L’article 3, paragraphe 1, de la directive 2003/59 prévoit que « [l]’activité de conduite, définie à l’article 1er, est subordonnée à une obligation de qualification initiale et à une obligation de formation continue ».

8

Intitulé « Droits acquis », l’article 4 de ladite directive dispose :

« Sont exemptés de l’obligation de qualification initiale, les conducteurs qui sont :

a)

titulaires d’un permis de conduire d’une des catégories D1, D1 + E, ou D, D + E ou d’un permis reconnu comme équivalent, délivré au plus tard deux ans après la date limite de transposition de la présente directive ;

b)

titulaires d’un permis de conduire d’une des catégories C1, C1 + E ou C, C + E ou d’un permis reconnu comme équivalent, délivré au plus tard trois ans après la date limite de transposition de la présente directive. »

9

Les articles 5 et 6 de la même directive intéressent les règles applicables à la qualification initiale des conducteurs ainsi qu’au CAP en attestant.

10

Les articles 7 et 8 de la directive 2003/59 intéressent les règles applicables à la formation continue des conducteurs ainsi qu’au CAP en attestant.

11

Sous l’intitulé « CAP attestant de la formation continue », l’article 8 de ladite directive prévoit, à ses paragraphes 1 à 4 :

« 1.   À l’issue de la formation continue visée à l’article 7, les autorités compétentes des États membres ou le centre de formation agréé délivrent au conducteur un CAP attestant de la formation continue.

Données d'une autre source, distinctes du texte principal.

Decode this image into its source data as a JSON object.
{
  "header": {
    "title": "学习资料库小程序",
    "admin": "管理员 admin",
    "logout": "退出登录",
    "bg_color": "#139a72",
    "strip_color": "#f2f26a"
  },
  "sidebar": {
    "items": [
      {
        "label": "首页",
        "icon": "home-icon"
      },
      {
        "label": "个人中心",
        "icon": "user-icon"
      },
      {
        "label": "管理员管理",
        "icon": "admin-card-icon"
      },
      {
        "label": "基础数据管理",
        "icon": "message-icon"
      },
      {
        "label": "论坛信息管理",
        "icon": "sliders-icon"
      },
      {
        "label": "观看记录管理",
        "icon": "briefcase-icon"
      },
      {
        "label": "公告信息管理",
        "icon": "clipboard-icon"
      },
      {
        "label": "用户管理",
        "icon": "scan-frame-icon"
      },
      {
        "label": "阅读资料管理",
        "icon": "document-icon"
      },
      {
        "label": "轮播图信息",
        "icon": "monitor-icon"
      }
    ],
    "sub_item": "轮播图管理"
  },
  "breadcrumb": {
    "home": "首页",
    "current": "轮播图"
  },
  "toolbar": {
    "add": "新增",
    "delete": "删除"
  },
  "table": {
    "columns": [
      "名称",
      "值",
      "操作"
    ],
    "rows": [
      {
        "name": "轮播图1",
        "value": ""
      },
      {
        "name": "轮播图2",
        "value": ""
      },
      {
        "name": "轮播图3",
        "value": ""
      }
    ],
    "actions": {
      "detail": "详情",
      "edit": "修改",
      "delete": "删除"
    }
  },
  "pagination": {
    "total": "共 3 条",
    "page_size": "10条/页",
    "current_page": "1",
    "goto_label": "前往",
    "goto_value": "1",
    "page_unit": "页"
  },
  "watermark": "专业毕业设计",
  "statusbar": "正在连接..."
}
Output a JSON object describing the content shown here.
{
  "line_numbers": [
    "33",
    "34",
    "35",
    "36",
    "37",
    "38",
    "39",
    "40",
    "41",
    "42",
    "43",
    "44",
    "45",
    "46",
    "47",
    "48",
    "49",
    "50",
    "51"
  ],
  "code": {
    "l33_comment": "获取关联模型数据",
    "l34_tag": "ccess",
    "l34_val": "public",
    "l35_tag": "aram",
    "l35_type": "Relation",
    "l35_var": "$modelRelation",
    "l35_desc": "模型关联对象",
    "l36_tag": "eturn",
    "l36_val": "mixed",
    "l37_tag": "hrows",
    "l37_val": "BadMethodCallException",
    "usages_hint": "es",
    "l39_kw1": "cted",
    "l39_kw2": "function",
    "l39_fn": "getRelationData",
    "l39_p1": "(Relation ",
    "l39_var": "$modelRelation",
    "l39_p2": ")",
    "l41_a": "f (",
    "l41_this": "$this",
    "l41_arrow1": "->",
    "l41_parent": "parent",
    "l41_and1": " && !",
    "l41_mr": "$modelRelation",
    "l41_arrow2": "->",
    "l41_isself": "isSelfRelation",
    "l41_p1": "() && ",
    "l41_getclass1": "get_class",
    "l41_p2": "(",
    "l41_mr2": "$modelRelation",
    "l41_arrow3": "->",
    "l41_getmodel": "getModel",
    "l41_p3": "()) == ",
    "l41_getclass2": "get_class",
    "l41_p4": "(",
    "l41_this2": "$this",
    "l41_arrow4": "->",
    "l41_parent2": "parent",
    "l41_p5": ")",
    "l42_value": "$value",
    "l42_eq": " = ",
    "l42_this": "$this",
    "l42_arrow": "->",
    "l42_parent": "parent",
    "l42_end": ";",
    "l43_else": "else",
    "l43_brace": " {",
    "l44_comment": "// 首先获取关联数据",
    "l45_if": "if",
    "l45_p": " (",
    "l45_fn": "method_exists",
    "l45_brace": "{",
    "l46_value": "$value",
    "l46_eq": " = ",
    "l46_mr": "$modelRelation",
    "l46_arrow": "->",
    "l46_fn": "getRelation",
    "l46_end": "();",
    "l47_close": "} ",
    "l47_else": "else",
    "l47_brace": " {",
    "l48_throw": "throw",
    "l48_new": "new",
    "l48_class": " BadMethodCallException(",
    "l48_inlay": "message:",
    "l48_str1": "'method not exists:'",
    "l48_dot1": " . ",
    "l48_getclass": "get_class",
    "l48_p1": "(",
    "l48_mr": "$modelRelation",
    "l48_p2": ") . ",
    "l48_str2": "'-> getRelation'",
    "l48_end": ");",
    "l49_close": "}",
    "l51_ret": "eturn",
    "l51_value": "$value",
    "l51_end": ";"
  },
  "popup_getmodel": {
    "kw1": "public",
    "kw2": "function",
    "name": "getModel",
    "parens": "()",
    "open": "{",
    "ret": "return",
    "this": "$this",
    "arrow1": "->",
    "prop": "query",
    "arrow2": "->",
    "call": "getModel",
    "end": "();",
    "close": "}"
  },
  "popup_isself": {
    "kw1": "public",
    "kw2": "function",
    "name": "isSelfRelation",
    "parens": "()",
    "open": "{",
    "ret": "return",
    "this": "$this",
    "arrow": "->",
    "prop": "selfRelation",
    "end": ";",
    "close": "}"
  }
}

2.   Les conducteurs suivants doivent suivre une première formation continue :

a)

le titulaire du CAP visé à l’article 6, dans les cinq ans qui suivent la date de délivrance du CAP ;

b)

les conducteurs visés à l’article 4, dans les cinq ans qui suivent respectivement les dates visées à l’article 14, paragraphe 2, suivant un calendrier déterminé par les États membres.

Les États membres peuvent abréger ou proroger les délais visés aux points a) et b) notamment dans le but de les faire coïncider avec la date d’échéance de validité du permis de conduire ou de permettre l’introduction graduelle de la formation continue. Toutefois, ce délai ne peut être ni inférieur à trois ans ni supérieur à sept ans.

3.   Le conducteur ayant accompli la première formation continue visée au paragraphe 2 suit une formation continue tous les cinq ans, avant la fin de la période de validité du CAP attestant de la formation continue.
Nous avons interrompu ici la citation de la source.